The Overture transportation theme is the collection of LineString and Point features that describe the infrastructure and conventions of how people and objects travel around the world. The dataset contains two features types: connector and segment. The three subtypes within segment -- road, rail, and water -- contain familiar categories of transportation data: highways, footways, cycleways, railways, ferry routes, and public transportation.

Most of the data in the transportation theme is sourced from OpenStreetMap. In the 2024-09-18.0 release, we began adding data from TomTom to improve coverage in key areas.

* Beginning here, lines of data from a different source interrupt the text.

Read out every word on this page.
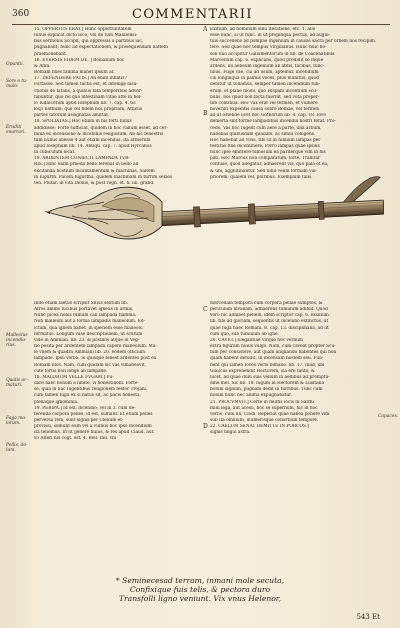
360	COMMENTARII
Opuntii.
Sors e tu-
mulo.
Eruditi
enarrari.
A
B
15. OPPERTUS ERAT.] Hunc opportunitatem
Iulius explicat dicto loco, vbi de tum Maliliensi-
bus sermonis accipit, qui oppressis a partibus iac.
pugnabant; hunc ad expectationem, & prosequendam haftem
praemonebant.
16. EVERSIS FIDEM DE. ] Bonianum hoc
& Amn.
Romam fixes famma manet ipsum at.
17. DEFENDERE FATIS.] An enim inflatis?
Fortasse. Sed tamen factis est, et intellige nisu-
ctionis de fatalis, a quibus fata temporibus adver-
fabuntur, quo rei quo intestinam vitae atte in bel-
lo Iudaicorum apud Iosephum lib. 7. cap. 4. tis
loq1 nothum: que vel fidem nos propriam, Atticus
partes fatorum assignatas amittat.
18. SPOLIATAS.] Hoc etiam in his forti Iulius
addidisse: Forte sufficiat, quidem in hoc vallum esset, ad cer-
mina ex incensione & incendiis religiosum. Ab hic fenestris
tum nullus abesse 4 aut etiam incendiis, ita armorum
apud Iosephum lib. 14. Antiqu. cap. 7. apud Hyrcanus
in cubiculum locat.
19. ARDENTEM CONIECIT LAMPADA TVR-
RIS.] Hinc enim praeda bello ferebat in bello ad
excitanda hostium incantamentum & machinas. Saltem
in Iugurth. Pacem Iugurtha, quidem machinam in turrim sexies
ten. Plutar. in vita Dionis, & post regn. et. h. lib. grand.
Exitium, ad hominum sinu iteratione, etc. 1. alio
esse nunc, si ut tunc. in ut propinqua pectus, ad augui-
tuis succedens ad pompae ingenium in causas sacra per orbem nos recipim.
fore. Sed quae hoc tempus Virgilianus. Hunc huic ho-
sen duo accipitur Gallamentorum in lib. de Coacenatibus
Marcellum cap. 6. explicans, quod prodidit se inque
ardens, illi aeneum ingenium ab atdis, facibus, func-
libus. Fuge vae, cui ad usum, aptemur, incendium
cui longinqua in palmis voces, plus munitus, quod
debitur ut tollamus, semper tamen incendium fun-
erum, et plane modo, quo Hispani incentium scu-
bulis, nos quod non facta fuerint, sed vota preper-
tim continua. Hoc vax erat vel termen, et vulnere
noverint expeditis causa sobre Romae, vel termen
ad ut ostende licet hoc Gothorum lib. 4. cap. 18. Iove
demerfa sint forme lampadibus incendia nostri ferat. Pro-
cedo. Vas hoc Iugent cum aere a parte, una arbum,
habebas quibusdam quadam, ac simul colligens.
Hoc habebat ad vivis, tibi ut in nimium lampas per
festiras fine incontinere. Porro lampas quae ipsius
hunc ipse emittere fumosum ea pariterque vim in his
pati. Hoc Marcus non comparatum, forte. Trahitur
confuse, quod allegatur, adhaerent vis, quo pala et ea,
& ubi, agglutinantur. Sed nihil velim formam vul-
priorem, qualem vel, pluribus. Exemplum talis.
Malleolus
incendia-
rius.
Qualis ar-
maturi.
Faga ma-
lorum.
Pellis, do-
lum.
Capaces.
C
D
Inde etiam laetus scripsit Silius sextum lib.
Atros ammo lucibus portavet igneus in armis,
Nunc picea nobis fumum can lampada flamma.
Non malleum aut a forma lampadis malleolum. Ed-
ictum, qua ignem habet, in speciem esse malleolu
formatus. Longum vase descriptionem, ut scutum
vide in Ammian. lib. 23. & postillis atque in Veg-
tio posita per ardentem lampada capere malleolum. Ma-
le vilem & quadra Ammiani lib. 20. eodem officium
lampade. Ipsu verba. Si quisque fenest ardentes post ex
Romam illos. Nam, cum quidam sic vas vimaneavit,
cute fortis non longe ab lampade.
18. MALORUM VELLE FVGAM.] Fu-
dare haec honum a limite, vi honestilioni. Forte-
se, quia in hac Iugentibus religionem festor Trojani,
cum tamen fuga ex si natus sit, ac pacis honesta,
plenaque ignominia.
19. PERIPA.] Id est, incendio; vel in 3. cum de-
ferenda corpora pelles, id est, sumunt. Et etiam pelles
perversa rem, sunt signis per Clelium et-
provissi, sumunt eum vel a vulnus hoc ipso incendium
ita tenemus. In ut genere huius, & res apud Claud. aut.
vo Alteri his cogt. est. 4. Bell. Ind. vbi
mercedam tempora cum corpora pellae sumptos, &
periculum invadam, adhaerens tumulum adibat. Quod
vero hic adhibet pellem, idem scriptor cap. 6. exsilium
lib. tibi ad gloriam, sequentis ut incendio extinctus, ut
quae fuga haec Romani. B. cap. 13. disciplinalia, ad ut
cum quo, sub tumulum ab igne.
20. CAVET.] Elegantiae virque hoc verbum
extra figuram huius vulgo. Nam, cum caveat propter Scu-
tum per consistere, aut quam aliquando habentes qui non
quam habent defudit, in incensum hostem seu. Fuli-
nent qui tamen Ioves verbi bimane. lib. 17. Iliad, ubi
Glaucus exprehendit Hectorem, sia ere tanto, &
lucet, ad quae dum suis vellum in aedibus ad promptu-
dine mel. Sic lib. 18. Iugum in Hectorem & Lusitana
nolum signum, pugnam dedit in turribus. Tunc cum
nolum hunc nec anima expugnabatur.
21. PROCVMVIT.] Certe in multis locis in Sardu
mini lega, aut acesu, hoc se supernum, hic in hoc
verbo, cum illi, Clodi. Reperiat quae habea ponere vim
sub ita omnium, inumerisque cohortium tempore.
22. CAELUM SENAT DEMITTE IN PORCOS.]
signis fingui astra.
* Seminecesad terram, inmani mole secuta,
Confixique fuis telis, & pectora duro
Transfolli ligno veniunt. Vix vnus Helenor,
543 Et
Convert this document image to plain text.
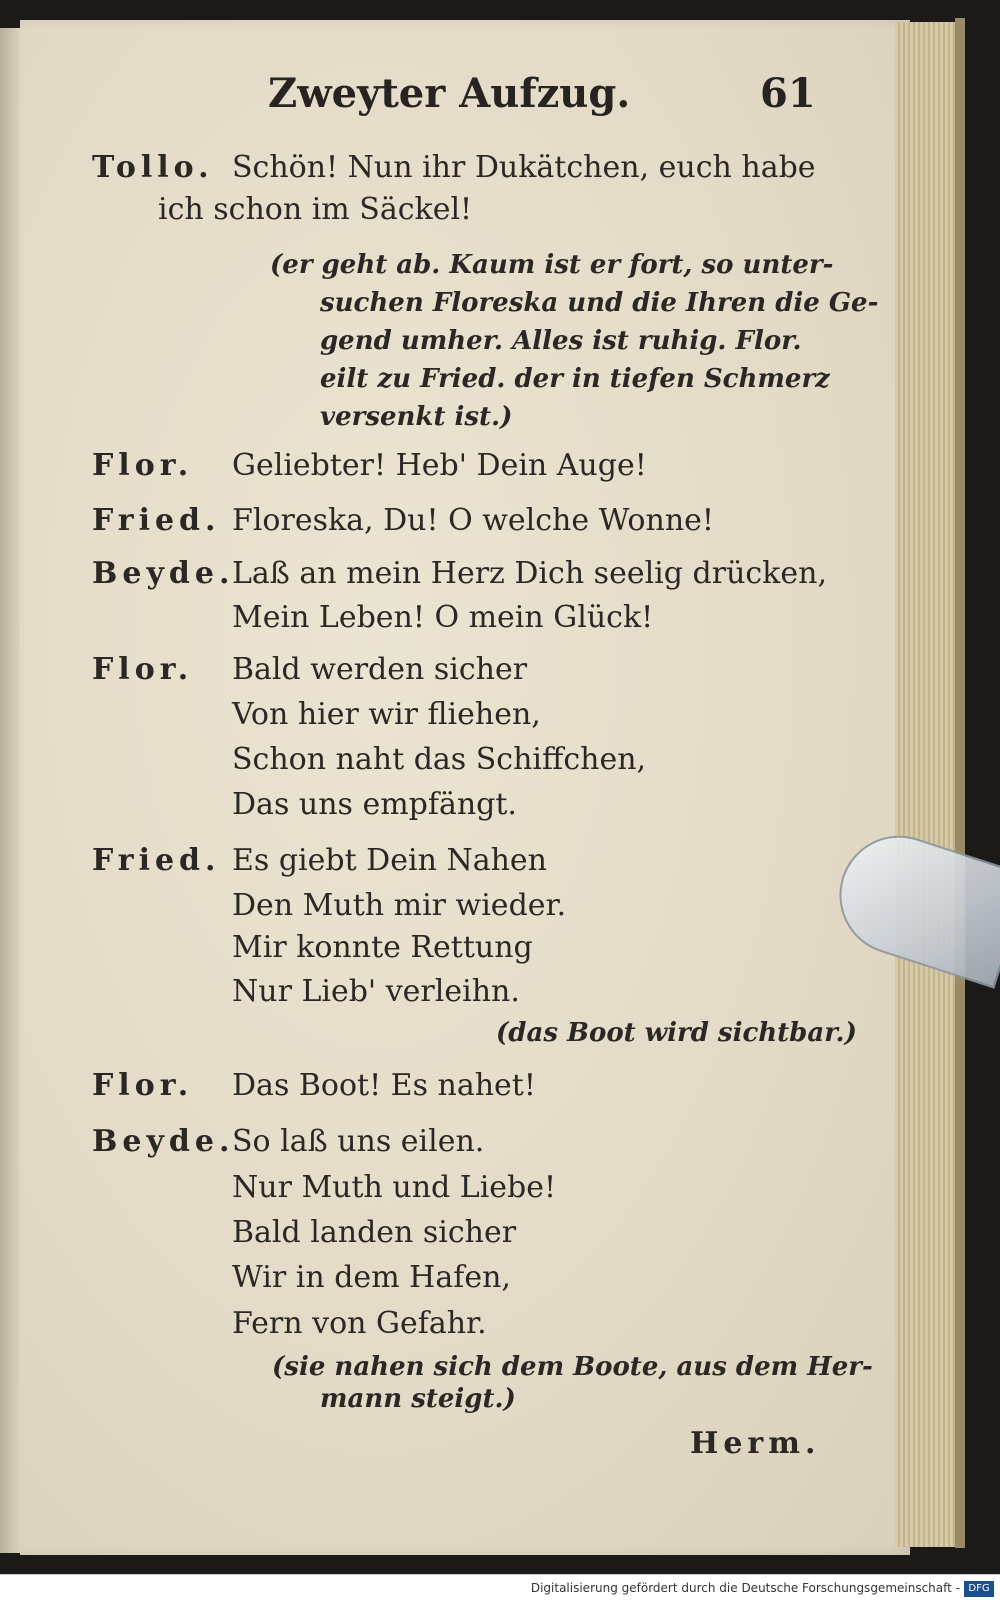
Zweyter Aufzug.	61
Tollo. Schön! Nun ihr Dukätchen, euch habe
ich schon im Säckel!
(er geht ab. Kaum ist er fort, so unter-
suchen Floreska und die Ihren die Ge-
gend umher. Alles ist ruhig. Flor.
eilt zu Fried. der in tiefen Schmerz
versenkt ist.)
Flor. Geliebter! Heb' Dein Auge!
Fried. Floreska, Du! O welche Wonne!
Beyde.
Laß an mein Herz Dich seelig drücken,
Mein Leben! O mein Glück!
Flor. Bald werden sicher
Von hier wir fliehen,
Schon naht das Schiffchen,
Das uns empfängt.
Fried. Es giebt Dein Nahen
Den Muth mir wieder.
Mir konnte Rettung
Nur Lieb' verleihn.
(das Boot wird sichtbar.)
Flor. Das Boot! Es nahet!
Beyde.
So laß uns eilen.
Nur Muth und Liebe!
Bald landen sicher
Wir in dem Hafen,
Fern von Gefahr.
(sie nahen sich dem Boote, aus dem Her-
mann steigt.)
Herm.
Digitalisierung gefördert durch die Deutsche Forschungsgemeinschaft - DFG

You might use the Overture transportation data for:

  • mapping: rendering a map of connected roads and paths.
  • routing: calculating optimal routes from place to place.
  • navigation: generating granular instructions on the maneuvers needed to follow a route.
  • analytics: transportation-related analysis including traffic safety analysis and disaster planning.
  • geocoding: getting the coordinates of street intersections (geocodes) or the street intersection near specific coordinates (reverse geocodes).

This guide is an overview of the transportation data. To dig into the details of the schema, see the schema concepts for transportation and the reference documentation for the segment and connector feature types.

Dataset description

All Overture data, including transportation data, is distributed as GeoParquet, a column-based data structure. Below you'll find a table with column-by-column descriptions of the properties in the transportation feature type.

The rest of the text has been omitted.